POSTNATAL EXERCISE
Exercises Is a physical activity that is planned,
structured and repetitive for the purpose of conditioning any part of the body.
Importance of Post-Natal Exercises
·
Improve circulation
·
Strengthen pelvic floor muscle
·
Prevent backache
·
Strengthen the tummy muscles
Benefits of Exercises
·
Reduces the risk of developing heart disease,
diabetes, and cancer
·
Reduces high blood pressure, high cholesterol
·
Reduces body weight, depression, anxiety and improves
psychological wellbeing
·
Builds and maintains healthy muscles, bones and
joints
DEEP BREATHING
EXERCISE
·
Lie on bed with knees bent, with a pillow behind
·
Breathe in deeply through nose.
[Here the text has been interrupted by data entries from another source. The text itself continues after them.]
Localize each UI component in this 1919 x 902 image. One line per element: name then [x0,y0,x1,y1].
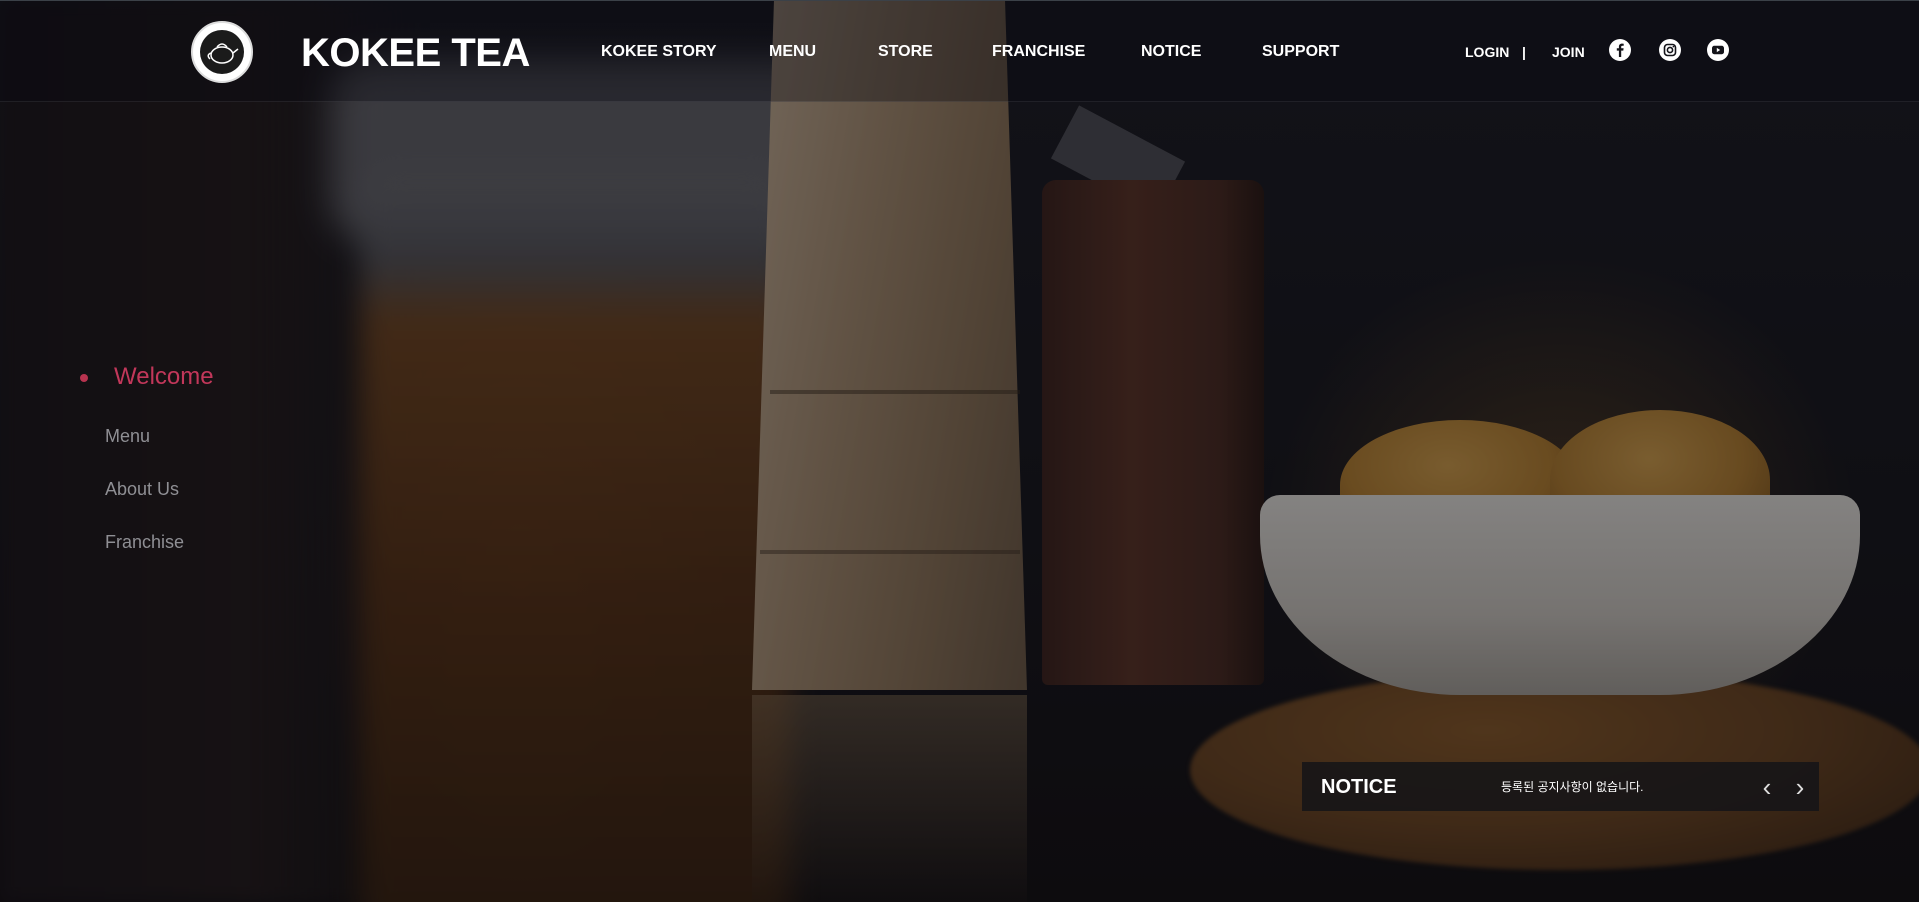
brand-name[interactable]: KOKEE TEA [301,31,530,75]
instagram-icon[interactable] [1659,39,1681,61]
notice-message[interactable]: 등록된 공지사항이 없습니다. [1501,779,1643,795]
teapot-icon [207,43,239,64]
nav-menu[interactable]: MENU [769,41,816,63]
nav-store[interactable]: STORE [878,41,933,63]
active-indicator-dot [80,374,88,382]
notice-ticker: NOTICE 등록된 공지사항이 없습니다. ‹ › [1302,762,1819,811]
notice-title[interactable]: NOTICE [1321,775,1397,799]
facebook-icon[interactable] [1609,39,1631,61]
login-link[interactable]: LOGIN [1465,42,1509,62]
chevron-right-icon[interactable]: › [1788,772,1812,802]
nav-franchise[interactable]: FRANCHISE [992,41,1085,63]
util-separator: | [1522,44,1526,60]
side-menu-welcome[interactable]: Welcome [114,363,214,391]
side-menu-item-menu[interactable]: Menu [105,425,150,447]
side-menu-item-franchise[interactable]: Franchise [105,531,184,553]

Sigh out.
·
Repeat 5 times
Breathing exercises help to improve the circulation
FOOT AND ANKLE
EXERCISE
·
Keep knees relaxed for both exercises.
·
Bend and stretch ankles vigorously up and down
for 30 seconds.
·
Circle both feet 10 times in each direction.
·
Repeat these exercises frequently.
PELVIC FLOOR
EXERCISE-KEGAL
·
Pelvic floor muscles are stretched during
pregnancy and childbirth.
·
Strong pelvic floor muscles are essential to
prevent leakage of urine when sneeze or cough, for enjoyable sexual intercourse
and to give complete control of bowels.
·
Strong muscles will also help prevent developing
a prolapsed womb
·
Can do this exercise standing, sitting or lying.
·
Pull the area around vagina up and down
·
The contraction should be held for 10 seconds(to
a count of 6) and repeated upto10 times
·
The exercise should be continued for 2-3 months.
·
This exercise is especially important if mother
have stitches.
·
It helps to improve the circulation and will
help to heal quickly
PELVIC TILTING
EXERCISE
·
Lie on a firm surface with knees bent and a
comfortable pillow beneath the head
·
Pull in your tummy (inhale, while exhale flatten
the back)
·
Press the lower part of back down flat
·
Hold for several seconds and repeat.
ABDOMINAL BREATHING
·
This is to strengthen the diaphragm
·
Take a deep breath, raising her abdominal wall
and exhale slowly.
·
To ensure correct method ask to keep one hand on
chest and one on abdomen.
·
While inhaling the hand on the abdomen should be
raised and hand on the chest should remain stationary.
·
Repeat the exercise five times
HEAD AND SHOULDER
RAISING
·
On the 2ndpost partum day-Lie flat and raise
head until the chin is touching the chest.
·
On the 3 rd post partum day-raise both head and
shoulder off the bed and lower them slowly , increase gradually
LEG RAISING
·
Begun on the 7th post partum day
·
Lying down on the floor with no pillows under
the head
·
Point toe and slowly raise one leg keeping the
knee straight
·
Lower the leg slowly.
KNEE ROLLING
·
This is to strengthen the oblique abdominal
muscles.
·
In back lying with knees bent, pull in the
abdomen and roll both knees to one side as far is comfortable, keeping
shoulders flat.
·
Return knees to upright position and relax the
abdomen.
·
Pull in again and roll both knees to other side.
·
Perform 10 times
HIP HITCHING OR LEG SHORTENING
·
In back lying with one knee bent and the other
knee straight.
·
Slide the heel of the straight leg down word
thus lengthening the leg.
·
Shorten the same leg by drawing the hip up
towards the ribs on the same side.
·
Repeat up to 10 times
·
Change to the opposite side and repeat.